- California regulators have approved a new approach toward addressing methane leaks from natural gas pipelines, requiring utilities to prioritize repairs on lines that contribute to greenhouse gas emissions, even if the lines don't pose a physical threat.
- The new approach aims to reduce 40% of utility methane leaks by 2030. Environmentalists say California's gas pipelines emit more than 100,000 metric tons of methane every year.
- The U.S. Environmental Protection Agency (EPA) is considering a move in the opposite direction. The Trump administration started taking comments on the agency's plan to ease methane release restrictions for oil and gas drillers.
Even as the federal government continues to seek ways to loosen restrictions on oil and gas producers, California's new methane leakage strategy reflects a growing focus across the country on making energy systems cleaner.
According to the Environmental Defense Fund, the new approach to address pipeline leaks could reduce methane emissions from the utility sector by 40% within a dozen years, and called it "a significant step forward in California's quest to make its energy system carbon neutral."
The resolution adopted by regulators also calls for utilities to consider what levels of reduction can be achieved by 2020.

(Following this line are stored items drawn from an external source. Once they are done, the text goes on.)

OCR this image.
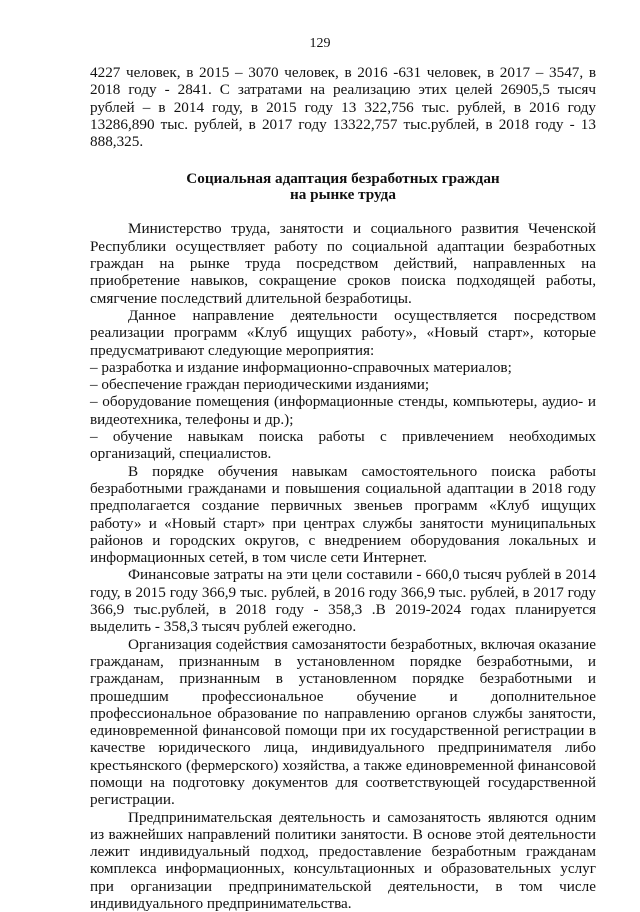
129

4227 человек, в 2015 – 3070 человек, в 2016 -631 человек, в 2017 – 3547, в 2018 году - 2841. С затратами на реализацию этих целей 26905,5 тысяч рублей – в 2014 году, в 2015 году 13 322,756 тыс. рублей, в 2016 году 13286,890 тыс. рублей, в 2017 году 13322,757 тыс.рублей, в 2018 году - 13 888,325.

Социальная адаптация безработных граждан
на рынке труда

Министерство труда, занятости и социального развития Чеченской Республики осуществляет работу по социальной адаптации безработных граждан на рынке труда посредством действий, направленных на приобретение навыков, сокращение сроков поиска подходящей работы, смягчение последствий длительной безработицы.

Данное направление деятельности осуществляется посредством реализации программ «Клуб ищущих работу», «Новый старт», которые предусматривают следующие мероприятия:

– разработка и издание информационно-справочных материалов;

– обеспечение граждан периодическими изданиями;

– оборудование помещения (информационные стенды, компьютеры, аудио- и видеотехника, телефоны и др.);

– обучение навыкам поиска работы с привлечением необходимых организаций, специалистов.

В порядке обучения навыкам самостоятельного поиска работы безработными гражданами и повышения социальной адаптации в 2018 году предполагается создание первичных звеньев программ «Клуб ищущих работу» и «Новый старт» при центрах службы занятости муниципальных районов и городских округов, с внедрением оборудования локальных и информационных сетей, в том числе сети Интернет.

Финансовые затраты на эти цели составили - 660,0 тысяч рублей в 2014 году, в 2015 году 366,9 тыс. рублей, в 2016 году 366,9 тыс. рублей, в 2017 году 366,9 тыс.рублей, в 2018 году - 358,3 .В 2019-2024 годах планируется выделить - 358,3 тысяч рублей ежегодно.

Организация содействия самозанятости безработных, включая оказание гражданам, признанным в установленном порядке безработными, и гражданам, признанным в установленном порядке безработными и прошедшим профессиональное обучение и дополнительное профессиональное образование по направлению органов службы занятости, единовременной финансовой помощи при их государственной регистрации в качестве юридического лица, индивидуального предпринимателя либо крестьянского (фермерского) хозяйства, а также единовременной финансовой помощи на подготовку документов для соответствующей государственной регистрации.

Предпринимательская деятельность и самозанятость являются одним из важнейших направлений политики занятости. В основе этой деятельности лежит индивидуальный подход, предоставление безработным гражданам комплекса информационных, консультационных и образовательных услуг при организации предпринимательской деятельности, в том числе индивидуального предпринимательства.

"This is a massive deal that will fundamentally change the way we think about gas leaks," EDF Senior Director Timothy O'Connor said in a statement. "California utilities are finally accountable for reducing the negative environmental impact that gas leakage can cause."
If a similar approach were rolled out nationwide, O'Connor said it could make the United States' pipelines cleaner and safer, "and put a significant dent in the oil and gas industry's carbon footprint."
Federally, however, a plan is under consideration to ease limits on emissions from oil and gas drilling sites. The proposed plan is expected to be published in the Federal Register this week, and the EPA will accept comments until mid-December.